Gov. Jeb Bush and the state social services agency filed a petition to take custody of Schiavo and, presumably, reconnect her feeding tube. It cites new allegations of neglect and challenges Schiavo’s diagnosis as being in a persistent vegetative state. The request is based on the opinion of a neurologist working for the state who observed Schiavo at her bedside but did not conduct an examination.

The neurologist, William Cheshire of the Mayo Clinic in Jacksonville, is a bioethicist who is also an active member in Christian organizations, including two whose leaders have spoken out against the tube’s removal.

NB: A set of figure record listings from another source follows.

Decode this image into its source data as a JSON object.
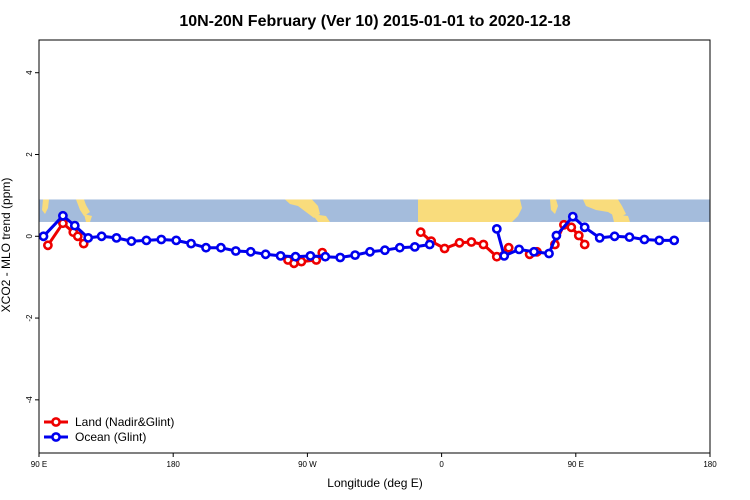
{
  "chart_data": {
    "type": "line",
    "title": "10N-20N February (Ver 10)   2015-01-01 to 2020-12-18",
    "xlabel": "Longitude (deg E)",
    "ylabel": "XCO2 - MLO trend (ppm)",
    "xlim": [
      90,
      540
    ],
    "ylim": [
      -5.3,
      4.8
    ],
    "x_ticks": [
      {
        "value": 90,
        "label": "90 E"
      },
      {
        "value": 180,
        "label": "180"
      },
      {
        "value": 270,
        "label": "90 W"
      },
      {
        "value": 360,
        "label": "0"
      },
      {
        "value": 450,
        "label": "90 E"
      },
      {
        "value": 540,
        "label": "180"
      }
    ],
    "y_ticks": [
      {
        "value": 4,
        "label": "4"
      },
      {
        "value": 2,
        "label": "2"
      },
      {
        "value": 0,
        "label": "0"
      },
      {
        "value": -2,
        "label": "-2"
      },
      {
        "value": -4,
        "label": "-4"
      }
    ],
    "legend_position": "bottom-left",
    "grid": false,
    "map_strip": {
      "y_range": [
        0.35,
        0.9
      ],
      "ocean_color": "#a4bcdc",
      "land_color": "#f9dc7c"
    },
    "series": [
      {
        "name": "Land (Nadir&Glint)",
        "color": "#ee0000",
        "segments": [
          [
            [
              96,
              -0.22
            ],
            [
              106,
              0.32
            ],
            [
              113,
              0.1
            ],
            [
              116,
              0.0
            ],
            [
              120,
              -0.18
            ]
          ],
          [
            [
              257,
              -0.58
            ],
            [
              261,
              -0.66
            ],
            [
              266,
              -0.62
            ],
            [
              276,
              -0.58
            ],
            [
              280,
              -0.4
            ]
          ],
          [
            [
              346,
              0.1
            ],
            [
              353,
              -0.12
            ],
            [
              362,
              -0.3
            ],
            [
              372,
              -0.16
            ],
            [
              380,
              -0.14
            ],
            [
              388,
              -0.2
            ],
            [
              397,
              -0.5
            ],
            [
              405,
              -0.28
            ]
          ],
          [
            [
              419,
              -0.44
            ],
            [
              424,
              -0.38
            ]
          ],
          [
            [
              436,
              -0.2
            ],
            [
              442,
              0.28
            ],
            [
              447,
              0.22
            ],
            [
              452,
              0.02
            ],
            [
              456,
              -0.2
            ]
          ]
        ]
      },
      {
        "name": "Ocean (Glint)",
        "color": "#0000ee",
        "segments": [
          [
            [
              93,
              0.0
            ],
            [
              106,
              0.5
            ],
            [
              114,
              0.26
            ],
            [
              123,
              -0.04
            ],
            [
              132,
              0.0
            ],
            [
              142,
              -0.04
            ],
            [
              152,
              -0.12
            ],
            [
              162,
              -0.1
            ],
            [
              172,
              -0.08
            ],
            [
              182,
              -0.1
            ],
            [
              192,
              -0.18
            ],
            [
              202,
              -0.28
            ],
            [
              212,
              -0.28
            ],
            [
              222,
              -0.36
            ],
            [
              232,
              -0.38
            ],
            [
              242,
              -0.44
            ],
            [
              252,
              -0.48
            ],
            [
              262,
              -0.5
            ],
            [
              272,
              -0.48
            ],
            [
              282,
              -0.5
            ],
            [
              292,
              -0.52
            ],
            [
              302,
              -0.46
            ],
            [
              312,
              -0.38
            ],
            [
              322,
              -0.34
            ],
            [
              332,
              -0.28
            ],
            [
              342,
              -0.26
            ],
            [
              352,
              -0.2
            ]
          ],
          [
            [
              397,
              0.18
            ],
            [
              402,
              -0.48
            ],
            [
              412,
              -0.32
            ],
            [
              422,
              -0.38
            ],
            [
              432,
              -0.42
            ],
            [
              437,
              0.02
            ],
            [
              448,
              0.48
            ],
            [
              456,
              0.22
            ],
            [
              466,
              -0.04
            ],
            [
              476,
              0.0
            ],
            [
              486,
              -0.02
            ],
            [
              496,
              -0.08
            ],
            [
              506,
              -0.1
            ],
            [
              516,
              -0.1
            ]
          ]
        ]
      }
    ]
  }
}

Ronald Cranford of the University of Minnesota, a neurologist who was among those who made a previous diagnosis of Schiavo, said “there isn’t a reputable, credible neurologist in the world who won’t find her in a vegetative state.”

Cranford’s interest in euthanasia surpasses merely belonging to organizations whose leaders have spoken on the issue (though his webpage mentions that he has served on the board of New York City’s Choice in Dying since 1992). Cranford has had plenty to say on the matter himself.

The Rev. Robert Johansen told Cranford’s back story in an essay last week for National Review (and I’ve added some links for readers’ convenience):

In published articles, including a 1997 op-ed in the Minneapolis–St. Paul Star Tribune, he has advocated the starvation of Alzheimer’s patients. . . .

In the cases of Paul Brophy, Nancy Jobes, Nancy Cruzan, and Christine [Busalacchi], Cranford was the doctor behind the efforts to end their lives. Each of these people was brain-damaged but not dying; nonetheless, he advocated death for all, by dehydration and starvation. Nancy Cruzan did not even require a feeding tube: She could be spoon-fed. But Cranford advocated denying even that, saying that even spoon-feeding constituted “medical treatment” that could be licitly withdrawn.

In cases where other doctors don’t see it, Dr. Cranford seems to have a knack for finding PVS. Cranford also diagnosed Robert Wendland as PVS. He did so in spite of the fact that Wendland could pick up specifically colored pegs or blocks and hand them to a therapy assistant on request. He did so in spite of the fact that Wendland could operate and maneuver an ordinary wheelchair with his left hand and foot, and an electric wheelchair with a joystick, of the kind that many disabled persons (most famously Dr. Stephen Hawking) use. Dr. Cranford dismissed these abilities as meaningless. Fortunately for Wendland, the California supreme court was not persuaded by Cranford’s assessment.

UPDATE: Robert K. Vischer, assistant professor at St. John’s University School of Law, has weighed in on a profile of William Cheshire in today’s New York Times. Cranford has never heard of Cheshire, but dismisses him anyway:

Dr. Ronald Cranford, a neurologist and medical ethicist at the University of Minnesota Medical School who has examined Ms. Schiavo on behalf of the Florida courts and declared her to be irredeemably brain-damaged, said, “I have no idea who this Cheshire is,” and added: “He has to be bogus, a pro-life fanatic. You’ll not find any credible neurologist or neurosurgeon to get involved at this point and say she’s not vegetative.”

Which of course leads to the logical conclusion that Terri Schiavo should be deprived of all food and hydration until she has died.